Puis, s’approchant de Moy qui vérifiait l’équipement pour la énième fois, il ajouta :
« Pas besoin autre révision… Moi déjà fait deux fois.
— Je me donnerai à fond, n’aie crainte, ronchonna Moy sans le regarder. Et laisse-moi te dire une bonne chose : je contrôlerai tout ça cent fois si je le juge nécessaire. C’est ma vie qui est en jeu… Pas la tienne, gros balourd. »
Le Colossien grogna, plus amusé qu’offensé. C’était devenu une habitude. Au début, il se vexait chaque fois que l’humain le traitait de « gros balourd ».
Selon les standards de sa race, ToiGrandeBrute était petit et faible. Ce qui expliquait son choix de devenir agent artistique. En effet, les natifs de Colossa appréciaient peu les métiers ne nécessitant ni force physique, ni dextérité, ni agressivité, comme les activités artistiques. Les fonctions honorables et idéales pour un Colossien « normal » se réduisaient à garde du corps, agent des forces de l’ordre ou soldat. Pour les siens, ToiGrandeBrute était un pauvre excentrique.
Le plus amusant était que lorsque Moy le traitait de « gros balourd », il ne plaisantait pas.
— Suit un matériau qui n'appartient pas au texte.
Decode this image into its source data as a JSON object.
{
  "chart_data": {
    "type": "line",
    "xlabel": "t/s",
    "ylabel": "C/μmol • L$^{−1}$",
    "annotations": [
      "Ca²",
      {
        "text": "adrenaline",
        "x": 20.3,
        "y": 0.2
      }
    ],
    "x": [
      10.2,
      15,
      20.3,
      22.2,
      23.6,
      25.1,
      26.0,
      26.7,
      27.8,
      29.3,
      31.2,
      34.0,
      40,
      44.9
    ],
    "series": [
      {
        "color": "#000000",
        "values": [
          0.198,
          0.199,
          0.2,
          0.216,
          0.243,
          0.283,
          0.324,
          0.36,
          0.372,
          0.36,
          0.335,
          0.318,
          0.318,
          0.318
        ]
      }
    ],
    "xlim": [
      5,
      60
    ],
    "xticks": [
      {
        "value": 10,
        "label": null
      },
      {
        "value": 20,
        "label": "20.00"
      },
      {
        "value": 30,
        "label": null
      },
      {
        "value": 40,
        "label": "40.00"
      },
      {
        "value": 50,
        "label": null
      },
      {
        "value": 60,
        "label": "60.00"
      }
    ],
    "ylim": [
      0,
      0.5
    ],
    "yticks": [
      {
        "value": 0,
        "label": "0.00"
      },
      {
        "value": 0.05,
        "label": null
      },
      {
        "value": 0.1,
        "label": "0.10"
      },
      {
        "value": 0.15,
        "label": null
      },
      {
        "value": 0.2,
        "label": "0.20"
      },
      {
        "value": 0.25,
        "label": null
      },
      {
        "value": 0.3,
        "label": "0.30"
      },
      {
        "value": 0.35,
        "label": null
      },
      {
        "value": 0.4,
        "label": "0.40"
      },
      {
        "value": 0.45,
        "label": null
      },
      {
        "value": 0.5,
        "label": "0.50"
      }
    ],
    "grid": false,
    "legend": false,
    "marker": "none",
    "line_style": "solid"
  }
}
Le « faible » Colossien qu’était son agent possédait une armure naturelle de plaques osseuses rougeâtres que peu d’armes pouvaient pénétrer, et il mesurait trois mètres de haut sur un mètre cinquante de large. Il lui manquait peut-être une cinquantaine de centimètres et un demi quintal… mais il était bien assez fort pour transformer tout humain en charpie avec un seul de ses bras, aussi gros que la cuisse de Moy.
Le Colossien agita son énorme main tridactyle de façon menaçante :
« Absolument nécessaire que tout soit meilleur que jamais, aujourd’hui. Si toi échoues, contrat terminé. Toi pas encore gagné voyage retour. »
Il fit demi-tour et sortit si précipitamment que les parois de syntho-plast de la tente, fines mais résistantes, oscillèrent, sur le point de se déchirer.
« Imbécile ! » marmonna Moy, mais seulement lorsque le bruit des pas lourds du xénoïde se fut éloigné.
Les Colossiens avaient l’ouïe fine et pouvaient se montrer très rancuniers.
Moy ne craignait pas les poings blindés et les larges muscles de ToiGrandeBrute… Le Colossien ne se risquerait pas à le blesser : l’humain était sa poule aux œufs d’or, son meilleur placement. Mais il pouvait contrôler ses gains avec ce contrat léonin qu’il l’avait forcé à signer comme condition sine qua non pour le sortir de la Terre. Celui-ci comportait certaines clauses qui faisaient littéralement de lui son esclave, si le xénoïde se décidait à en demander l’application. Pire, Moy les avait paraphées volontairement avec ses empreintes digitales, son empreinte vocale et son identification rétinienne, ce qui ne lui donnait droit à aucune réclamation légale.
Par chance, il pouvait se dire qu’entre son agent et lui s’était développé une sorte… d’amitié. Bien que le mot soit un peu exagéré pour décrire toute forme de relation entre un xénoïde et un être humain. Et pourtant, si ToiGrandeBrute voulait lui nuire… Mieux valait ne pas y penser.